There’s been a lot bouncing back and forth about whether the ASP.Net MVC (and the MVC manner of building web apps in general) is a good thing or not. I’d propose summing it up in two bullet points:
- CON: The ASP.Net MVC framework *is* half baked. It isn’t usefully opinionated in the slightest other than it more or less promotes the MVC/Model 2 pattern, it encourages way too much sloppy “magic string” antipattern violations, it doesn’t have squat out of the box in terms of the “M” or helpful conventions on par with Rails, nothing like Capistrano (that might be changing soon though), and the Html helper libraries out of the box are just plain weak (I don’t like their approach for the MVC Futures either. It’ll make the MVC more friendly to WebForms folks, but has the exact same problems as the current helpers). In my opinion, the MVC framework is not efficient unless you’re willing to roll up your sleeves and build your own project specific infrastructure to fill in the “M”, achieve some better testability, easier screen synchronization, and more productive Html helpers like what Jimmy Bogard describes here. If the thought of rolling your own NHibernate or “validation framework of your choice” integration with the MVC framework fills you with dread, then I don’t think you’re gonna want to use the MVC — and that isn’t something to be ashamed about.
- PRO: It’s pretty easy and straightforward to take the MVC framework by the horns and customize it for your benefit. Granted, I felt like we hit a wall with the MVC framework at Dovetail and moved on to the FubuMVC efforts, but many of the things we’ve done that have enabled the most productivity for us are perfectly applicable to the MVC framework out of the box.* I think that a lightweight application framework that’s specific to the application being built will almost always be more productive than a big, giant heavyweight “one size fits all” generic framework.

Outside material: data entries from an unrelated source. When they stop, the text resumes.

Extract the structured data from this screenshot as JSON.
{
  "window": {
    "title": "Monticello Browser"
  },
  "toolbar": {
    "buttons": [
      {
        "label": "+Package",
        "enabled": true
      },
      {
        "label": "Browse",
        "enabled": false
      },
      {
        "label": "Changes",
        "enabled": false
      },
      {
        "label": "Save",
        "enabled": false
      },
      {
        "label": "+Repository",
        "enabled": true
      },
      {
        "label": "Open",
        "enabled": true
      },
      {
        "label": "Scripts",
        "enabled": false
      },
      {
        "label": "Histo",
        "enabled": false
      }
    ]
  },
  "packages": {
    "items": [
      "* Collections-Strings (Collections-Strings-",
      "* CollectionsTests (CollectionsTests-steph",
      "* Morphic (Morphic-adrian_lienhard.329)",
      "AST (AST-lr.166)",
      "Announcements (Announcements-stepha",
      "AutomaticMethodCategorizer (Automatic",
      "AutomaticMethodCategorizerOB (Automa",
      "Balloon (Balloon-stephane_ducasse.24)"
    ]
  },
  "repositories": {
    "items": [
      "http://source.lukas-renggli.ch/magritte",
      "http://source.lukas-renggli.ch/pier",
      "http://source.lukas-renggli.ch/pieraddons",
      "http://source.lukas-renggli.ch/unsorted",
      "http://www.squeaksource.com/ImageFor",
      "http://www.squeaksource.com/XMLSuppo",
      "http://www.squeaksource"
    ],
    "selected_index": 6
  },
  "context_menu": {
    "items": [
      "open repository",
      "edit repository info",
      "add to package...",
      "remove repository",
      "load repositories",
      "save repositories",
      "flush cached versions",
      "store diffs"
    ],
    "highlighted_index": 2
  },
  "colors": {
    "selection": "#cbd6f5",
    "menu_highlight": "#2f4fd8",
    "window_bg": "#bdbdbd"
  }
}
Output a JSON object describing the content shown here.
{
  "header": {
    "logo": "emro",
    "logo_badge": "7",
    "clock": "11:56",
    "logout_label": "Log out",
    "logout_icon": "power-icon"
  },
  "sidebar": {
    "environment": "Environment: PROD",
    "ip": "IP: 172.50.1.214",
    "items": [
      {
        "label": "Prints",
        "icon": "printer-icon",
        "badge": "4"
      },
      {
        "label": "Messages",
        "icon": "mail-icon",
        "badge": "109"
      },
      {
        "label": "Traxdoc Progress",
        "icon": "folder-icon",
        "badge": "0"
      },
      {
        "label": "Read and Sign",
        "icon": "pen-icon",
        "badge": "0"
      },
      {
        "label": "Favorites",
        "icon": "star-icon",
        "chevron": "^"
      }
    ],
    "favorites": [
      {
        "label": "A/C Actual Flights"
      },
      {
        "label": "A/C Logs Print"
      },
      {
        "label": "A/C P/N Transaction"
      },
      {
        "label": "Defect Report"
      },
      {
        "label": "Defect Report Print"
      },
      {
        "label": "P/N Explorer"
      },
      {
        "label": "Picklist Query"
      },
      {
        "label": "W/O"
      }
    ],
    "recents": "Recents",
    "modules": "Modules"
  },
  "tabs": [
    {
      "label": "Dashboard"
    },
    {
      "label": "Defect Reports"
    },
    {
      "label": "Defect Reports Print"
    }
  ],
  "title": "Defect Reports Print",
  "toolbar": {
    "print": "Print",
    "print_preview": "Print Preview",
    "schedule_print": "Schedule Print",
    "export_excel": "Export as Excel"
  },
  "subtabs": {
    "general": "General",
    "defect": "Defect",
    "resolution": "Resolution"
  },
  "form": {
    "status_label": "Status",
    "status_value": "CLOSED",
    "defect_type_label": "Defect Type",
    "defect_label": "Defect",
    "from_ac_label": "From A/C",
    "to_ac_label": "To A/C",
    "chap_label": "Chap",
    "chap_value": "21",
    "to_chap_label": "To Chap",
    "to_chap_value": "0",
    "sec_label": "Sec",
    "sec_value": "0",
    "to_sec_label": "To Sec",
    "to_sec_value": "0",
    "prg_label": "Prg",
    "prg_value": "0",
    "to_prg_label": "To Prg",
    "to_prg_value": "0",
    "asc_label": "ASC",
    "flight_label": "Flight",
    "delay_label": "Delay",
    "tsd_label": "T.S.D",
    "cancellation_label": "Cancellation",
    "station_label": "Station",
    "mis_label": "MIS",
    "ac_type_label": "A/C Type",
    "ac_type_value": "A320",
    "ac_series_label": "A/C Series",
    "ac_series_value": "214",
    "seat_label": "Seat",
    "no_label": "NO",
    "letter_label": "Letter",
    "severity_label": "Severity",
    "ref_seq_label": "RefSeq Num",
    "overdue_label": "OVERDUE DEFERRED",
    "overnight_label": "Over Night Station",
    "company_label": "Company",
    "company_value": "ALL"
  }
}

To sum it up, I think the MVC (and any MVC framework for that matter) framework is a tool that maximizes the effectiveness of development teams that are willing and able to use creative solutions, but at this time doesn’t do much to help average teams who only code with what comes out of the box. I’d also say that the “To MVC or not to MVC” argument is a classic example of the “Safety versus Power” argument. I stand behind the assertion that the ASP.Net MVC framework is a better way in the end to build web apps than an “abstraction wrapped in deception covered in lie sauce presented on a plate full of diversion and sleight of hand,” but at this point it’s probably a tool strictly for early adopter type folks.

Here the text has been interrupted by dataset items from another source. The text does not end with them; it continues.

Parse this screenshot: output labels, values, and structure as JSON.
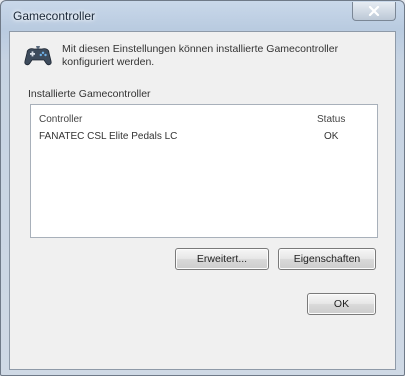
{
  "window": {
    "title": "Gamecontroller",
    "close_symbol": "x"
  },
  "dialog": {
    "description": "Mit diesen Einstellungen können installierte Gamecontroller konfiguriert werden.",
    "group_label": "Installierte Gamecontroller",
    "columns": {
      "controller": "Controller",
      "status": "Status"
    },
    "rows": [
      {
        "name": "FANATEC CSL Elite Pedals LC",
        "status": "OK"
      }
    ]
  },
  "buttons": {
    "advanced": "Erweitert...",
    "properties": "Eigenschaften",
    "ok": "OK"
  },
  "icons": {
    "app_icon": "gamepad-icon",
    "close": "close-icon"
  },
  "colors": {
    "titlebar": "#b9cbe0",
    "client": "#f0f0f0",
    "list_background": "#ffffff"
  }
}
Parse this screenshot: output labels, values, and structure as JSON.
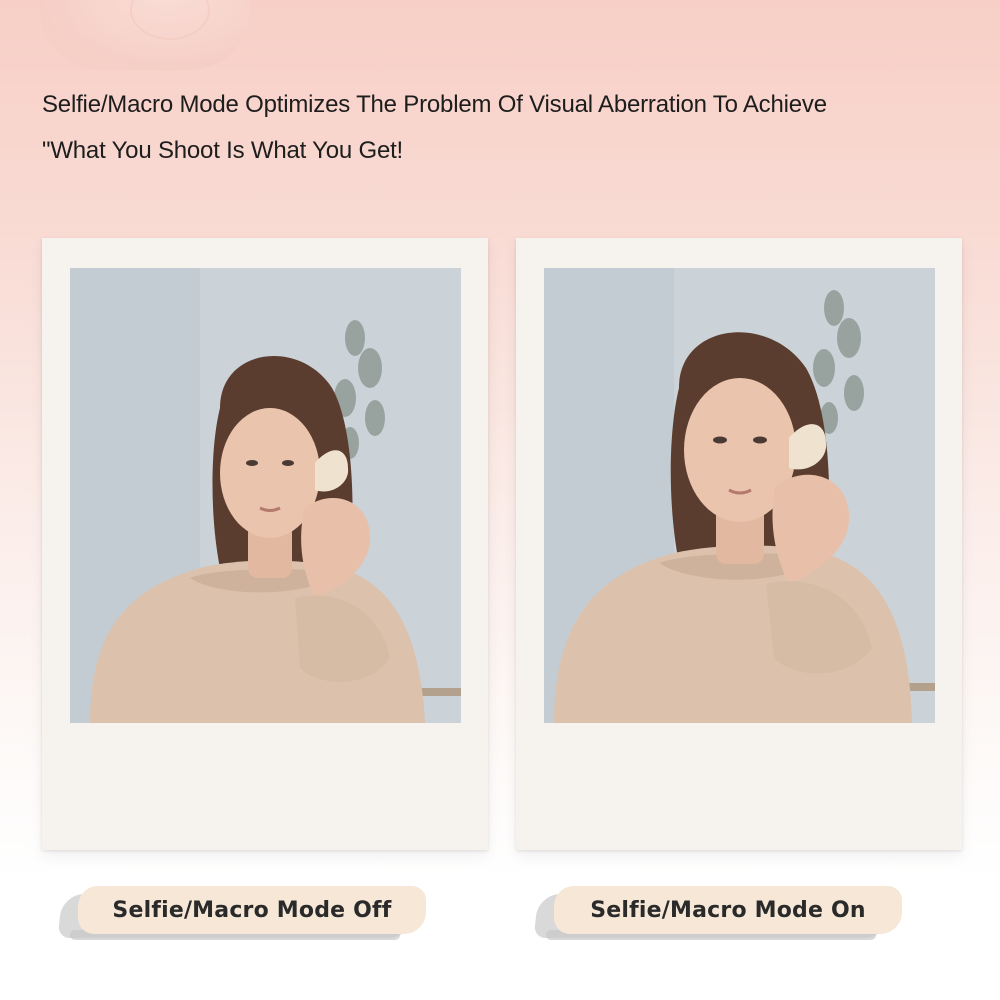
{
  "headline": {
    "line1": "Selfie/Macro Mode Optimizes The Problem Of Visual Aberration To Achieve",
    "line2": "\"What You Shoot Is What You Get!"
  },
  "comparison": {
    "off": {
      "label": "Selfie/Macro Mode Off"
    },
    "on": {
      "label": "Selfie/Macro Mode On"
    }
  },
  "colors": {
    "background_top": "#f7cfc6",
    "polaroid_frame": "#f6f3ee",
    "label_paper": "#f6e7d6",
    "wall": "#c9d0d6",
    "blouse": "#dcc2ad",
    "hair": "#5a3d2e"
  },
  "icons": [
    "camera-decoration"
  ]
}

Oh, and I don’t really want Microsoft to be the ones creating the more robust, opinionated stacks on top of the MVC framework anyway. I’d much rather see the community build the specific integrations and application stacks because we have more freedom to choose tooling than an internal Microsoft effort, and some level of diversity is a good thing. Microsoft putting out the official, comprehensive MVC solution could easily be a disaster that completely chokes off any further innovation.

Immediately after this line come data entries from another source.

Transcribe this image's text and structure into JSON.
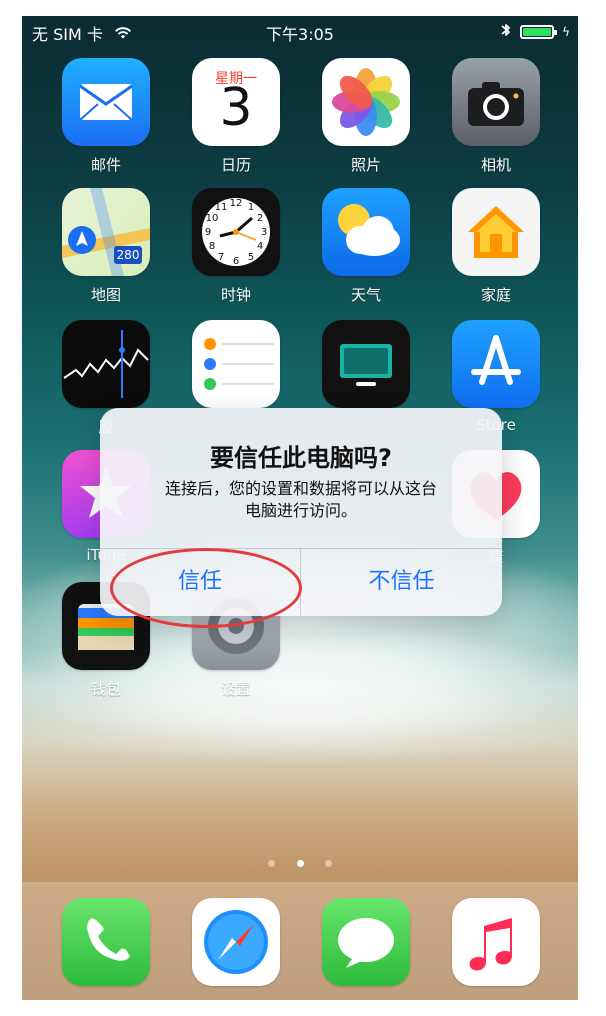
{
  "status_bar": {
    "carrier": "无 SIM 卡",
    "time": "下午3:05",
    "bluetooth": "bluetooth-icon",
    "charging": "bolt-icon"
  },
  "apps": {
    "row1": [
      {
        "label": "邮件",
        "icon": "mail-icon"
      },
      {
        "label": "日历",
        "icon": "calendar-icon",
        "weekday": "星期一",
        "day": "3"
      },
      {
        "label": "照片",
        "icon": "photos-icon"
      },
      {
        "label": "相机",
        "icon": "camera-icon"
      }
    ],
    "row2": [
      {
        "label": "地图",
        "icon": "maps-icon",
        "route": "280"
      },
      {
        "label": "时钟",
        "icon": "clock-icon"
      },
      {
        "label": "天气",
        "icon": "weather-icon"
      },
      {
        "label": "家庭",
        "icon": "home-icon"
      }
    ],
    "row3": [
      {
        "label": "股",
        "icon": "stocks-icon"
      },
      {
        "label": "",
        "icon": "reminders-icon"
      },
      {
        "label": "",
        "icon": "tv-icon"
      },
      {
        "label": "Store",
        "icon": "appstore-icon"
      }
    ],
    "row4": [
      {
        "label": "iTune",
        "icon": "itunes-icon"
      },
      {
        "label": "",
        "icon": "settings-icon"
      },
      {
        "label": "",
        "icon": "settings-icon"
      },
      {
        "label": "康",
        "icon": "health-icon"
      }
    ],
    "row5": [
      {
        "label": "钱包",
        "icon": "wallet-icon"
      },
      {
        "label": "设置",
        "icon": "settings-icon"
      }
    ]
  },
  "page_dots": {
    "count": 3,
    "active_index": 1
  },
  "dock": [
    {
      "name": "phone",
      "icon": "phone-icon"
    },
    {
      "name": "safari",
      "icon": "safari-icon"
    },
    {
      "name": "messages",
      "icon": "messages-icon"
    },
    {
      "name": "music",
      "icon": "music-icon"
    }
  ],
  "dialog": {
    "title": "要信任此电脑吗?",
    "message_line1": "连接后，您的设置和数据将可以从这台",
    "message_line2": "电脑进行访问。",
    "trust_label": "信任",
    "distrust_label": "不信任"
  },
  "colors": {
    "button_blue": "#1a74ff",
    "highlight_red": "#e23c3c"
  }
}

* I think we hit the wall with the MVC out of the box mostly because of the Thunderdome Principle and a convention based presentation chooser model for alternative browsers (we swap views and sometimes the presenter and view if the browser is on a mobile device). We also tie the controller registration directly to the route configuration to eliminate errors (another shortcoming of the MVC framework IMHO). At that point we found that the MVC controller lifecycle was simply too limiting for what we were trying to do and frankly wasn’t that hard to completely replace.